Por Felipe Campinas, do ATUAL
MANAUS — O juiz substituto da 13ª Vara do Trabalho de Manaus, Gabriel César Fernandes Coelho, aceitou, nesta quarta-feira (16), o pedido de auditoria independente para analisar a receita e os custos do sistema de transporte público de passageiros de Manaus.
A perícia foi solicitada pelo MPT (Ministério Público do Trabalho) em agosto deste ano em meio ao imbróglio sobre atraso de salários de rodoviários, que gerou protesto em setembro com a paralisação que durou 24 horas e afetou milhares de pessoas que dependem do modal.
De acordo com o juiz, um perito contador independente, que será nomeado em breve, irá analisar a contabilidade exclusivamente quanto às receitas de arrecadação com bilhetes de passagem e as despesas de pessoal e manutenção de veículos de transportes urbanos de cada uma das 7 empresas.
“Defiro o requerimento formulado pelo Ministério Público do Trabalho (…), determinando a realização de prova pericial contábil na presente demanda”, afirmou o juiz.

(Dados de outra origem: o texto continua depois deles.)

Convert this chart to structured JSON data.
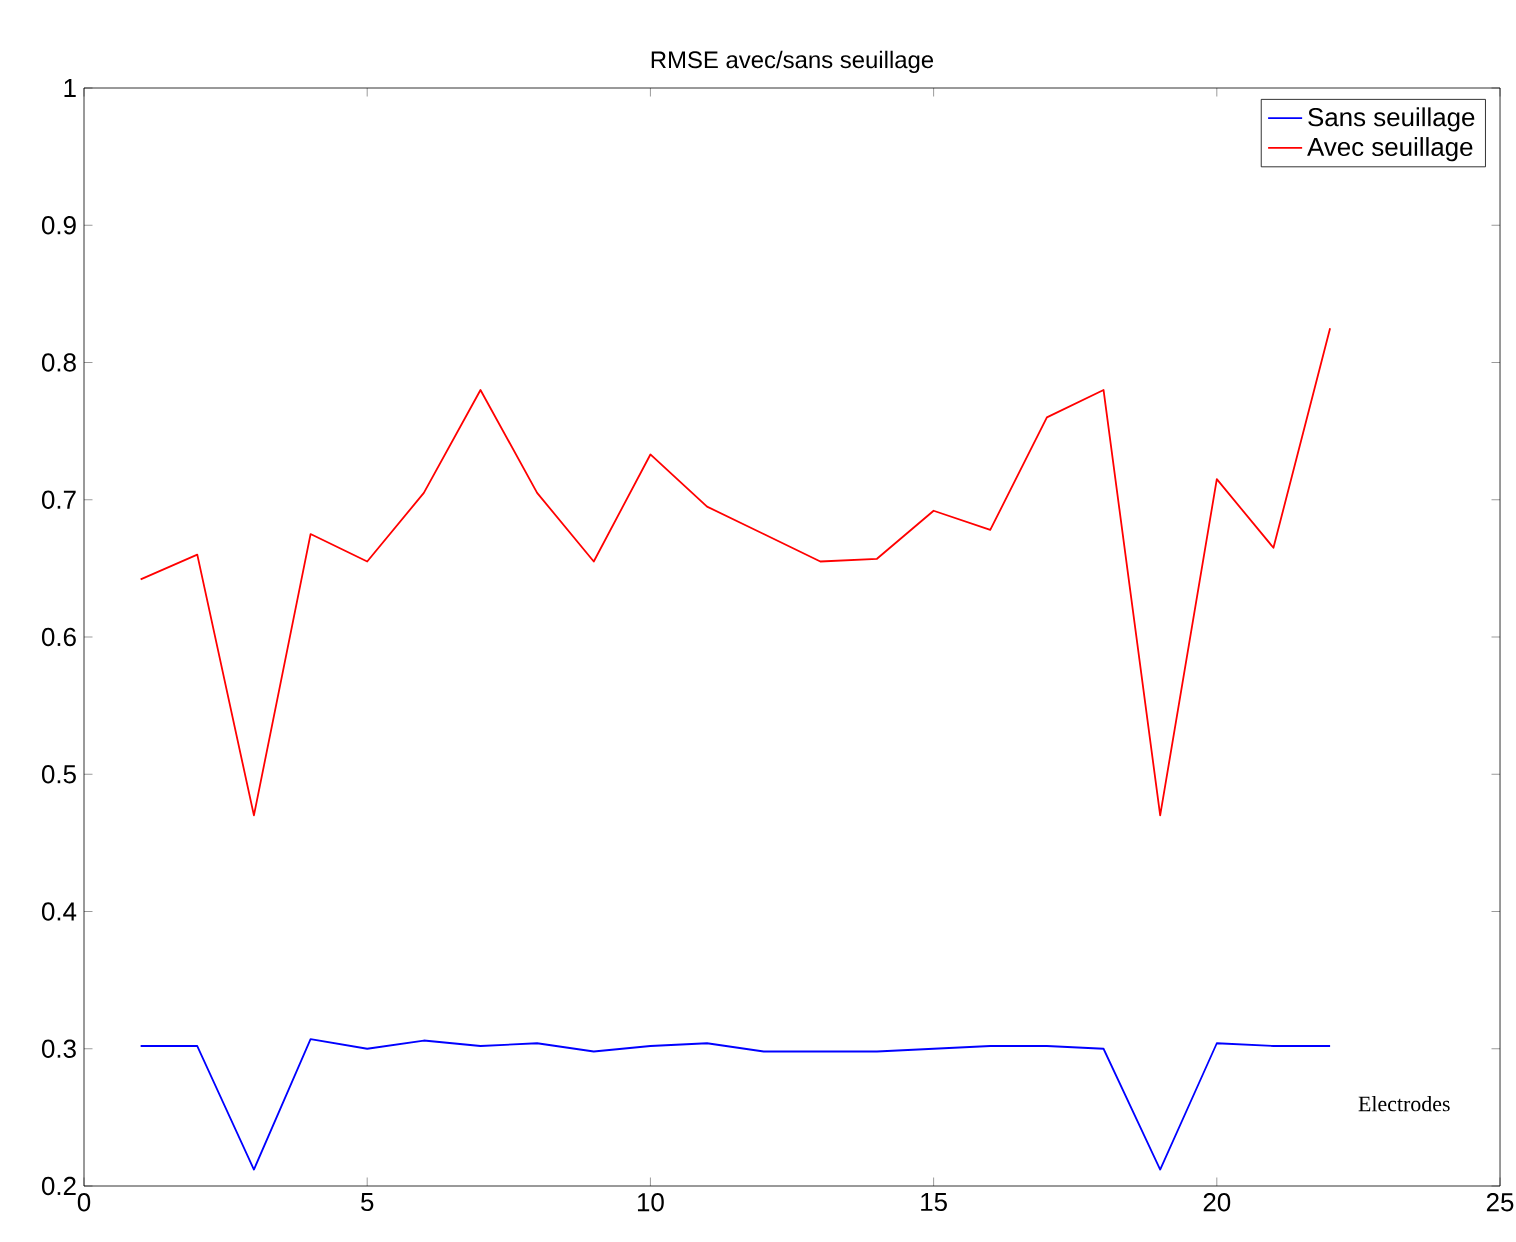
{
  "chart_data": {
    "type": "line",
    "title": "RMSE avec/sans seuillage",
    "x": [
      1,
      2,
      3,
      4,
      5,
      6,
      7,
      8,
      9,
      10,
      11,
      12,
      13,
      14,
      15,
      16,
      17,
      18,
      19,
      20,
      21,
      22
    ],
    "series": [
      {
        "name": "Sans seuillage",
        "color": "#0000ff",
        "values": [
          0.302,
          0.302,
          0.212,
          0.307,
          0.3,
          0.306,
          0.302,
          0.304,
          0.298,
          0.302,
          0.304,
          0.298,
          0.298,
          0.298,
          0.3,
          0.302,
          0.302,
          0.3,
          0.212,
          0.304,
          0.302,
          0.302
        ]
      },
      {
        "name": "Avec seuillage",
        "color": "#ff0000",
        "values": [
          0.642,
          0.66,
          0.47,
          0.675,
          0.655,
          0.705,
          0.78,
          0.705,
          0.655,
          0.733,
          0.695,
          0.675,
          0.655,
          0.657,
          0.692,
          0.678,
          0.76,
          0.78,
          0.47,
          0.715,
          0.665,
          0.825
        ]
      }
    ],
    "xlim": [
      0,
      25
    ],
    "xticks": [
      0,
      5,
      10,
      15,
      20,
      25
    ],
    "ylim": [
      0.2,
      1
    ],
    "yticks": [
      0.2,
      0.3,
      0.4,
      0.5,
      0.6,
      0.7,
      0.8,
      0.9,
      1
    ],
    "legend": "top right",
    "grid": false,
    "marker": "none",
    "line_style": "solid",
    "annotations": [
      "Electrodes"
    ]
  }
}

A perícia será autônoma, sem qualquer ligação com outra auditoria sobre as empresas de ônibus determinada pela Justiça comum em agosto deste ano no âmbito de uma ação ajuizada pelo MP-AM (Ministério Público do Amazonas) contra a Prefeitura de Manaus por conta do reajuste tarifário.
O juiz considerou que, naquela ação, por não serem partes, nem o Sindicato dos Rodoviários nem as empresas de transporte coletivo poderão fazer questionamentos, acompanhar a produção da prova, pedir esclarecimentos ou exercer o contraditório substancial.
“A produção da prova técnica deverá ocorrer de forma autônoma em relação àquela determinada na ação que tramita perante a Justiça Comum”, completou.
Déficit
As empresas do sistema alegam que o sistema é deficitário e, por isso, dependem de socorro da prefeitura, que subsidia a passagem. O custo real da tarifa varia conforme o valor das despesas que as empresas alegam ter tido e o valor da arrecadação com os bilhetes. Em abril, por exemplo, a prefeitura apontou que a tarifa integral era R$ 9,23. Desse total, o usuário paga R$ 4,50, e a prefeitura subsidia R$ 4,73.
A prefeitura alega que o déficit do sistema alcança R$ 44 milhões, pois o custo mensal é de R$ 75,8 milhões, enquanto as empresas arrecadam R$ 31,8 milhões. Essas informações constam no processo que tramita na Justiça comum que contesta o reajuste efetivado no início do ano.
Discussão sobre tarifa
Na última paralisação dos rodoviários, referente ao atraso dos salários de agosto, os trabalhadores só retornaram ao trabalho após acordo feito com empresários em uma audiência presidida pelo juiz Gabriel Coelho no dia 12 de setembro.
Na ocasião, o Governo do Amazonas se comprometeu a transferir R$ 19,1 milhões para o Sinetram, valor referente à compra de meia passagem para os alunos da rede pública. O Sinetram disse que, com o valor, pagaria os trabalhadores.
O acordo foi cumprido, mas semanas depois os rodoviários ameaçaram nova paralisação por conta de novo atraso, dessa vez referente aos salários daquele mês. Eles cancelaram o protesto após as empresas transferirem os valores pendentes.
Nessa mesma audiência, o MPT reforçou o pedido de realização de uma auditoria independente para analisar a contabilidade das empresas envolvidas, restringindo-se às receitas provenientes da venda de passagens e às despesas com pessoal e manutenção dos veículos de transporte urbano de cada uma delas.
Os representantes da prefeitura informaram que havia uma determinação da Justiça comum para analisar a metodologia de cálculo da tarifa e a composição dos subsídios repassados. Eles sugeriram que a Justiça do Trabalho emprestasse o estudo, mas a medida foi posteriormente dispensada. A perícia na Justiça comum ainda está sendo elaborada.